Statistical analysis
Survival calculations and estimates were generally performed using Kaplan-Meier methods, with post hoc tests of survival curve differences being from the Harrington-Fleming G\rho family as indicated in figure legends. An exception is the estimate of effects of CD3 score and product on expected survival times for rGBM patients (fig. 5f), which was performed using a linear model for log survival time with covariates of CD3 score (high vs. low), product (Tcm vs. Tn/mem) and interaction. Within the rGBM group, there is only one censored observation, which was accounted for by imputation, noting that in general log-survival times amongst the rGBM group are well-modelled through a normal distribution. Robustness of the imputation results were checked by observing that this single censored observation would need to be an extreme outlier before it would affect the significance of the 95% CIs obtained.

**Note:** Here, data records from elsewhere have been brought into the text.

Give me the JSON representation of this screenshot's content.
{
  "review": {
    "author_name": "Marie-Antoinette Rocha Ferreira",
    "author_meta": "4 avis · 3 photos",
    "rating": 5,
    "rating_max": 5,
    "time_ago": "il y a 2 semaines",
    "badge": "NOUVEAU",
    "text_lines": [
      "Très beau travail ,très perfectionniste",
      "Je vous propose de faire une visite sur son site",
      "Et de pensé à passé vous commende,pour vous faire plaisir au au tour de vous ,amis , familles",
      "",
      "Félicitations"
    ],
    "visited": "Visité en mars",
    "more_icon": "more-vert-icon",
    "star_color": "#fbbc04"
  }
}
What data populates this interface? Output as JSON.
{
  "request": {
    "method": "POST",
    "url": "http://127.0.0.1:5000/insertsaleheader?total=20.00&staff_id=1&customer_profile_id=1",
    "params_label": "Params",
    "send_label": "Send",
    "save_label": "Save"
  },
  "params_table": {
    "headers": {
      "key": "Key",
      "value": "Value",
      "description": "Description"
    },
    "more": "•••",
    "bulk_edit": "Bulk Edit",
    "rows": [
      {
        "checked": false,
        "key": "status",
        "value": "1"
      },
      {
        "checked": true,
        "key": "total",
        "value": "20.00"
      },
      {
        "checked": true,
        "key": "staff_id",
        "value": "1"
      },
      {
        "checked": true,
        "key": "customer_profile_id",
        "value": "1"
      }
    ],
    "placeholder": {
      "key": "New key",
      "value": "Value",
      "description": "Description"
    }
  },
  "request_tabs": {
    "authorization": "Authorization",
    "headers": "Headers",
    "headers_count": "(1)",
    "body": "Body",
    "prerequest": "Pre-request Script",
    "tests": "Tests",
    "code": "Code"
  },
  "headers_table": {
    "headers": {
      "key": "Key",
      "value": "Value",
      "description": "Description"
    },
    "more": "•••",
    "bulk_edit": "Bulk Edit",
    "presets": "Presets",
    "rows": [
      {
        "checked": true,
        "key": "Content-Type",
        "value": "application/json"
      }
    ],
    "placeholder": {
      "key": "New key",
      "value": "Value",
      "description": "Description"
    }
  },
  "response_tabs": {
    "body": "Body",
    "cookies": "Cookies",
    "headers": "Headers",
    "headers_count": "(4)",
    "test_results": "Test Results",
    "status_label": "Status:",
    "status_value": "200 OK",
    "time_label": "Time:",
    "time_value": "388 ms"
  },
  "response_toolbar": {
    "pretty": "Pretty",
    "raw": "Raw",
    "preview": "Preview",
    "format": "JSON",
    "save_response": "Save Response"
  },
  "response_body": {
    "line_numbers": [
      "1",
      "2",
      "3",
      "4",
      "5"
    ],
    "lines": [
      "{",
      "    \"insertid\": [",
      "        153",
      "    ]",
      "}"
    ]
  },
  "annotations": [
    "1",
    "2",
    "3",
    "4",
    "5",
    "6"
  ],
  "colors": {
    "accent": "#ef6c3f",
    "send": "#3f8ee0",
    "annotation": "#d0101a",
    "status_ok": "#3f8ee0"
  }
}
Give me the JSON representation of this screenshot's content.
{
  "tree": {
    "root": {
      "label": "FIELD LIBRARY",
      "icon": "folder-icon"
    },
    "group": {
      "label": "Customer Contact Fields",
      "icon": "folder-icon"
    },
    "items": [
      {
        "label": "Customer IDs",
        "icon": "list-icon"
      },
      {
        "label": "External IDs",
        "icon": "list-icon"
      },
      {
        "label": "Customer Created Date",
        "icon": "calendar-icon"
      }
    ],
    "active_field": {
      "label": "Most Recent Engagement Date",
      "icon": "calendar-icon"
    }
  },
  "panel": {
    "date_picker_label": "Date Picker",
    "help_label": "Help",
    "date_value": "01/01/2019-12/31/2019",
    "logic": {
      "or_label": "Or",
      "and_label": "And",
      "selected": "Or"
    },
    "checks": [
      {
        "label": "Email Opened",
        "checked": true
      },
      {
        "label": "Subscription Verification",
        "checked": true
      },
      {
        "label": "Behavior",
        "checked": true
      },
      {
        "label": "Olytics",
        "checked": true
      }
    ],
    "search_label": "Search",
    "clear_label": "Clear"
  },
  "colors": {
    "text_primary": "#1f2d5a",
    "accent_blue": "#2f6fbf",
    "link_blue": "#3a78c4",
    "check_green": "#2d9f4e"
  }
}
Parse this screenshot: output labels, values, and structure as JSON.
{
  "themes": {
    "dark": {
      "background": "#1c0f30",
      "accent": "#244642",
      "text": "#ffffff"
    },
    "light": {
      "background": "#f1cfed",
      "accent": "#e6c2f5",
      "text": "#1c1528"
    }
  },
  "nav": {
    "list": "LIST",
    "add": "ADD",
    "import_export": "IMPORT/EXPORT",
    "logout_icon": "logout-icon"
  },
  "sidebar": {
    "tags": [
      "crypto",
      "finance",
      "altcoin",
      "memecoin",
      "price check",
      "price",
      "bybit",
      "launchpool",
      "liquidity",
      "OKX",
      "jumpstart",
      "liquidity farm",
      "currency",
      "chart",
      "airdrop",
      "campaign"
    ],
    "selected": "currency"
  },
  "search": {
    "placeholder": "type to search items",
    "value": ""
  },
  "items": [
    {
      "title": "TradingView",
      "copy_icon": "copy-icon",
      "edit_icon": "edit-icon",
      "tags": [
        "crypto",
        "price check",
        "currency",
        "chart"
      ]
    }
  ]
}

Worst grade toxicities are tabulated by CAR T product (combined Tcm Arms 1-4 vs. Tn/mem Arm 5) and presented based on attribution (CAR T or surgery and rickham catheter). Baseline characteristics are presented overall and by CAR T product. QLQ-C30 was used to assess QOL., and descriptive statistics were estimated for baseline score and slopes were determined over a 38-day period which included the 3 infusions in the DLT period. Post hoc comparisons were made between the Tcm Arms 1-4 and Tn/mem Arm 5 for QOL using a two-sample t-test. No corrections were made for multiple testing.
Area under the curve of CAR T cells in CSF was calculated using linear interpolation between time points, with the linear x-axis scale in units of days.
Low dimensional representation of the 30-dimensional cytokine data was obtained by the application of multidimensional scaling (MDS) to the proximity matrix generated by a random forest trained on the data.
Density plots were constructed using kernel density estimators with guassian kernels and bandwidth estimated through cross-validation.
Statistical significance tests between groups with a single factor were generally performed using two-sided t-tests after appropriate checks on normality assumptions. No corrections were made for multiple testing. Significance tests between mutifactorial groups (cytokine changes in the CSF over both cycles and arms, fig. 4d) were performed with ANOVA to obtain significance levels for the factor of interest (arm).
Shown linear regressions were performed with standard least squares methods and significance of associations found by standard t-test.
We defined the absolute IFNγ pathway score of available C1D1 CSF samples (Fig.s 4e,f, 6d,e) as the sum of the log-transformed measured values of IFNγ, CXCL9 and CXCL10. Fig 4d shows the fold change in this score from baseline (C1D0).